Finland is one of the best locations in the world for watching the Aurora Borealis. Your best chance of spotting this amazing phenomenon is to head north to Finnish Lapland, where the lights are on display approximately every other clear night between September and March. If the thought of spending hours in the cold doesn’t appeal, you might want to stay in one of the glass igloos at Kakslauttanen, where you can watch the light display from the comfort of your bed.
Of course, if you’re looking for a more wallet-friendly alternative that’s a bit closer to home, you could always head to Scotland. Located just 400 miles south of the Arctic Circle, the Shetland Isles are a good location for spotting the Northern Lights, as are the Orkneys and the Caithness coast. Why not hire a campervan and take advantage of free text alerts to go on your very own Aurora tour?
When to travel
While the Northern Lights can be seen any time between late September and early April, the optimum times to view them are between October and November and between February and March. Also, as mentioned earlier, clear skies are vital to light-gazing, so it’s worth doing some homework before you go to determine the cloudiest and rainiest weeks at your chosen destination. Equally, the moon can make a huge difference to your aurora show – for the best experience, try booking your trip for when there is no moon.
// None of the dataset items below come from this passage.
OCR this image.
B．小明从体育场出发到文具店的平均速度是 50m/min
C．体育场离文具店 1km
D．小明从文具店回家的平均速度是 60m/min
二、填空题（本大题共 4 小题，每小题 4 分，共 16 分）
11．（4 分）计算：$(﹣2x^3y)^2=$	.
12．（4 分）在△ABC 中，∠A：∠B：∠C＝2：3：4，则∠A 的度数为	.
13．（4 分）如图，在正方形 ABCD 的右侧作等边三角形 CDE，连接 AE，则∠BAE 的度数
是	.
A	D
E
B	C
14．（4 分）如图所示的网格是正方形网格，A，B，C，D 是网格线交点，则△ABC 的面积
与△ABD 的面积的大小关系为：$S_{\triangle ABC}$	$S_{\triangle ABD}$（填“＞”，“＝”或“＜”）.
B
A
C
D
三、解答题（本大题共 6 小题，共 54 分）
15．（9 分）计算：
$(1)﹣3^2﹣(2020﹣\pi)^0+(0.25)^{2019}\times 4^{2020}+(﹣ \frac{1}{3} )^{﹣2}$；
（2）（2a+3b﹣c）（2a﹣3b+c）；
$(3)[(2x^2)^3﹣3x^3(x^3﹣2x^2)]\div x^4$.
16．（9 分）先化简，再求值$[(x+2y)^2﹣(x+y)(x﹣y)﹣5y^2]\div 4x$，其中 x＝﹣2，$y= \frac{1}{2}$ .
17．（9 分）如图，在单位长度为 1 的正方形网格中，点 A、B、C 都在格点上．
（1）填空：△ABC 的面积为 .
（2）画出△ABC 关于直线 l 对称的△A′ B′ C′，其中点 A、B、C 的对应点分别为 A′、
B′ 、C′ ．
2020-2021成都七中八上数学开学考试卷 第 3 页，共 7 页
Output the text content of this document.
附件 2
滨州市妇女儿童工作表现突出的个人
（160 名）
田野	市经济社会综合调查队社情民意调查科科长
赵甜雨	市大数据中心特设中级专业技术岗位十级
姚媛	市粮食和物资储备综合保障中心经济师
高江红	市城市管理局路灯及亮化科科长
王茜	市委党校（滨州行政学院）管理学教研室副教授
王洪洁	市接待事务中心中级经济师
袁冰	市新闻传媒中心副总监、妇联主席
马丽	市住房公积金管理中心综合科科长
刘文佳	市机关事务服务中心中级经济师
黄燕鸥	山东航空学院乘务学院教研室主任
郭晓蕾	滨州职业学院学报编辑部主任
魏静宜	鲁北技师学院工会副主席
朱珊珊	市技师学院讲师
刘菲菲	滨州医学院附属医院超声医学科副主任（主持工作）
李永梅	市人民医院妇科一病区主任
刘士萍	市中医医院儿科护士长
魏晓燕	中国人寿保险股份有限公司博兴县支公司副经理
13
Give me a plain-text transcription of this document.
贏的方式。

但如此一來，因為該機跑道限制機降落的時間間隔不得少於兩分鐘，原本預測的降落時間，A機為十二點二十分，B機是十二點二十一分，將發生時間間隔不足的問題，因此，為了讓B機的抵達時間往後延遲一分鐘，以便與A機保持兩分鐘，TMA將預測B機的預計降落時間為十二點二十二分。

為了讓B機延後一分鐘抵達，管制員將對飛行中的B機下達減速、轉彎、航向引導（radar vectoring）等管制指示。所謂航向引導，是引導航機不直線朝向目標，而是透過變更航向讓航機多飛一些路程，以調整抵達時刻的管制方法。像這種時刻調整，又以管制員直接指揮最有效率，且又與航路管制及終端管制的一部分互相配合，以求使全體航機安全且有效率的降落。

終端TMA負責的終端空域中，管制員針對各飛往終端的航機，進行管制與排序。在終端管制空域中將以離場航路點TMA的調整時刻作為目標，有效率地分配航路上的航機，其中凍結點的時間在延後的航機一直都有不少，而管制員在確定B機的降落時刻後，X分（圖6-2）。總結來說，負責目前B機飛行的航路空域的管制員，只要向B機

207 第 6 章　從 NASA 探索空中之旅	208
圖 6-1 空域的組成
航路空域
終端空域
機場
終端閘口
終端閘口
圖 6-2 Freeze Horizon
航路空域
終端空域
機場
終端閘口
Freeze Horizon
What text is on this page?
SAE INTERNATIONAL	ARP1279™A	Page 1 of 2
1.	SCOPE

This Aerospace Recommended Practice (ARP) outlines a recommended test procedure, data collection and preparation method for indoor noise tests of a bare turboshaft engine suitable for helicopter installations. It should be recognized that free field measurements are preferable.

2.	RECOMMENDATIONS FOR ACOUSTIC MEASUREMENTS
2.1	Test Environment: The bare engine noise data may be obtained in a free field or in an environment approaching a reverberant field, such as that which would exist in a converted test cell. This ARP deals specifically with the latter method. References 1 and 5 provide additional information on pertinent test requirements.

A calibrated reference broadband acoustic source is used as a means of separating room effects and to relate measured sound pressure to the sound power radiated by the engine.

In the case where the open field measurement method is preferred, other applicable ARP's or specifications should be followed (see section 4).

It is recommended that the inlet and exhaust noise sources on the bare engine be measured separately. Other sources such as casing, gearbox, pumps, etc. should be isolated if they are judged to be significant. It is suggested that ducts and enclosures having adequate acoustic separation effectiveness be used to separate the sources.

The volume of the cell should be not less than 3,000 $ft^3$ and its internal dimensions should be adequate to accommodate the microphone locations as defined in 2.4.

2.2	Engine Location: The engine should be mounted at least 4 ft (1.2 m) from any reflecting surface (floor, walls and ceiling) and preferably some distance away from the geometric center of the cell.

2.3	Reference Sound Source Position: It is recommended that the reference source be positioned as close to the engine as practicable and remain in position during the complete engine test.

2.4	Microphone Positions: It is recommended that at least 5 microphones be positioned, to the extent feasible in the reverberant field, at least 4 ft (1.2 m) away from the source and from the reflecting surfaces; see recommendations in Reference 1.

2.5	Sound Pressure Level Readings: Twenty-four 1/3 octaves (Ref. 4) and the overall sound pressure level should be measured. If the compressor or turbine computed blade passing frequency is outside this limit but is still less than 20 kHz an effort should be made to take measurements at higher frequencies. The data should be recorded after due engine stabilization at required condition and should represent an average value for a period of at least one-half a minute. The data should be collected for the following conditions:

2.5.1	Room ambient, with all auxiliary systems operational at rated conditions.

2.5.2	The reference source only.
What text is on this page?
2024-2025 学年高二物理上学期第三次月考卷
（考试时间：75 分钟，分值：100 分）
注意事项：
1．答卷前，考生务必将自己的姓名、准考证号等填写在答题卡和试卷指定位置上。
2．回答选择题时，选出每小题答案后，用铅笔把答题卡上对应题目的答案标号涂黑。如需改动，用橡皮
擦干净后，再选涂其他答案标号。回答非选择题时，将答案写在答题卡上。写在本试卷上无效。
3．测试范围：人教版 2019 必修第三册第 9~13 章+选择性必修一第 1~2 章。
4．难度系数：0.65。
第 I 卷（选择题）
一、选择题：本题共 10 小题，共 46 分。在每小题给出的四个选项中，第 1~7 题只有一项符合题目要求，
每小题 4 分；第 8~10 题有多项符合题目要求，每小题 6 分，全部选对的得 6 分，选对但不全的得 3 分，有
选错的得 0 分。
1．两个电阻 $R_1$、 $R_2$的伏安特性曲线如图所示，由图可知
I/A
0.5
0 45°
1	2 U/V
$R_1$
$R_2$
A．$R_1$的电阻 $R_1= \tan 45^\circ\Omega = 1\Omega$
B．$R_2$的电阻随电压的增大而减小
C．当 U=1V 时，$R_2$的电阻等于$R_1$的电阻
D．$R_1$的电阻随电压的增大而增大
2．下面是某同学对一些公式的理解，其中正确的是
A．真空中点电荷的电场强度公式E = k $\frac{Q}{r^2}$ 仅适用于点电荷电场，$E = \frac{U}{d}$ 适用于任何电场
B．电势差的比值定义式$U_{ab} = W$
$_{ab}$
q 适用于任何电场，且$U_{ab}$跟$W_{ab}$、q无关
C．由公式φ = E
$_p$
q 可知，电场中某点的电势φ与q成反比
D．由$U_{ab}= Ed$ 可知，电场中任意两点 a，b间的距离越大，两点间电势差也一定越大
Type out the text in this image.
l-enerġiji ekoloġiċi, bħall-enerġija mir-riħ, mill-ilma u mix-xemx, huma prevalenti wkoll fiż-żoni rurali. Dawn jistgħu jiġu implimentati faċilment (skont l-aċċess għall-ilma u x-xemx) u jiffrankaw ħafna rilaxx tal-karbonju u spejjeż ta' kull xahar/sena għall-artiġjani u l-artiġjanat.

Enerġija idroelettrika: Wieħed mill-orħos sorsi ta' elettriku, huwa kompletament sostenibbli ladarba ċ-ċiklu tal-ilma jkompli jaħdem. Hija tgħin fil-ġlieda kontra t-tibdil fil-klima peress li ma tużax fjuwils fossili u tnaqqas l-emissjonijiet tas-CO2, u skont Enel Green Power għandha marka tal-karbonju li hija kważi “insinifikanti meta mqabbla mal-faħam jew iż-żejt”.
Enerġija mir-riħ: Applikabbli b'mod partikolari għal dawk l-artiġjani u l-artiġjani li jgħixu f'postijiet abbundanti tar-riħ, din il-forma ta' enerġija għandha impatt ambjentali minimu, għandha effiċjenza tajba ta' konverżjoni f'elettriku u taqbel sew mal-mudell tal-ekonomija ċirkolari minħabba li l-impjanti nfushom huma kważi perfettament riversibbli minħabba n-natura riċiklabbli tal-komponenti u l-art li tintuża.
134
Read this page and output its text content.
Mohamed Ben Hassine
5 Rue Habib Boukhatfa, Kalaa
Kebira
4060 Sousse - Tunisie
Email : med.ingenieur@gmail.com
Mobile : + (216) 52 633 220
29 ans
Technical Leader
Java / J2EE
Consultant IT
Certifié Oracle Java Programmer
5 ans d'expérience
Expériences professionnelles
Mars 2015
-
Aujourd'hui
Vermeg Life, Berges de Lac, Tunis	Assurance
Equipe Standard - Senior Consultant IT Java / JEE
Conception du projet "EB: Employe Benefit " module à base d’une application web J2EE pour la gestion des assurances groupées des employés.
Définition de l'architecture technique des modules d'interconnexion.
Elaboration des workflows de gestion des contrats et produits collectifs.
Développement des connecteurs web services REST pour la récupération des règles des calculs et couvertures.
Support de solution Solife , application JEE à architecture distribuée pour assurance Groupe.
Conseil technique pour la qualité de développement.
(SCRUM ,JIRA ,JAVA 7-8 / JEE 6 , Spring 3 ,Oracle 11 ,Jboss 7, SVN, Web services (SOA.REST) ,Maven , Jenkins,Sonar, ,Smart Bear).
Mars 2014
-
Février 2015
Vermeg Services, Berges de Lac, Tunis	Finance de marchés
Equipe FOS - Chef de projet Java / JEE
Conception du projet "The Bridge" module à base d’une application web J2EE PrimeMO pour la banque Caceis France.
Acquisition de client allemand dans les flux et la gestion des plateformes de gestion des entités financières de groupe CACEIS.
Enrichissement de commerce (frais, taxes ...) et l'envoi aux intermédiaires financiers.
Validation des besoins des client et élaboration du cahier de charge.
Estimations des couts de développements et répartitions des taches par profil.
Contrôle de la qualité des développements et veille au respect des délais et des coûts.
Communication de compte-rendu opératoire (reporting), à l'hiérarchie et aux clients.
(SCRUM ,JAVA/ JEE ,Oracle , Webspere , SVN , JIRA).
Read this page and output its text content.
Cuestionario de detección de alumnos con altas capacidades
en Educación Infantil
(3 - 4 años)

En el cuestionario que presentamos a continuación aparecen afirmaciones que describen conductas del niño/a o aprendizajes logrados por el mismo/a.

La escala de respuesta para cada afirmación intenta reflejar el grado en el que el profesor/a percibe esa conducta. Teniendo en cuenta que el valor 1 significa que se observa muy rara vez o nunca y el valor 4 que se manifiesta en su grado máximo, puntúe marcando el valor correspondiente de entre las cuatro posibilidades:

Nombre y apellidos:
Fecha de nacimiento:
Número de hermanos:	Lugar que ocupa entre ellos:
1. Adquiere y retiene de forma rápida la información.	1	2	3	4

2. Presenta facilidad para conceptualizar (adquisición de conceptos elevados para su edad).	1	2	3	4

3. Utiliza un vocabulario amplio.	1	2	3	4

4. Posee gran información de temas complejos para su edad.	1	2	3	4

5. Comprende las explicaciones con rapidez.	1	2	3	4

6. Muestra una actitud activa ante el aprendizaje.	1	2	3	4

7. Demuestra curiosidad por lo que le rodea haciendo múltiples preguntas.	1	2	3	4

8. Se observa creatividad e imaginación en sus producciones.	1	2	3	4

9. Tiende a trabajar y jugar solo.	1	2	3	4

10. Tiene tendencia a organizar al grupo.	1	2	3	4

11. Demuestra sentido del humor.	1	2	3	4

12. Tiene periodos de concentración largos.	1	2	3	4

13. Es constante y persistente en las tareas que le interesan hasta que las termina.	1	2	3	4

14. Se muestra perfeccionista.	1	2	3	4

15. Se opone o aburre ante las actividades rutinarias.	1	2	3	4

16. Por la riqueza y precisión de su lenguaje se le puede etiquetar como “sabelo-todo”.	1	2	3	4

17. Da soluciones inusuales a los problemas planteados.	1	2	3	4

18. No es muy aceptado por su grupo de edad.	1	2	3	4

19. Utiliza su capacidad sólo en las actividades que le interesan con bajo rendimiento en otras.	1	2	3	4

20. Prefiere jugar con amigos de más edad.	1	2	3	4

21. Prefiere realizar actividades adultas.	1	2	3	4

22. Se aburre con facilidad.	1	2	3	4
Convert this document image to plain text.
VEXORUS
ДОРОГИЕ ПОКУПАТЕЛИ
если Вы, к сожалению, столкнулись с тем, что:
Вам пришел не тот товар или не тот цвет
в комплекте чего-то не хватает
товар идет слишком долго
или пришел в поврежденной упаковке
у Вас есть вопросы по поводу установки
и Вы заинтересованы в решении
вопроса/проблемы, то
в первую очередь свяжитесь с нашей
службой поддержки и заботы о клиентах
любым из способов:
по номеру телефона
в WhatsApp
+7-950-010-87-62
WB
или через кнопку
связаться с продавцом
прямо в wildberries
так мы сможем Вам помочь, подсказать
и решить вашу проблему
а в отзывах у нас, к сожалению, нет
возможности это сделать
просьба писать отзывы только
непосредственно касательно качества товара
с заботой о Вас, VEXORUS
Whether you want to stay close to home, take a short trip, or travel further afield, when it comes to chasing the Northern Lights, there are plenty of options to choose from. However, the one thing that is certain about the Northern Lights is that they are unpredictable.
With this in mind, choose your holiday for the destination not just for its light show potential – that way, if they don’t show up, you’ll still have a holiday to remember.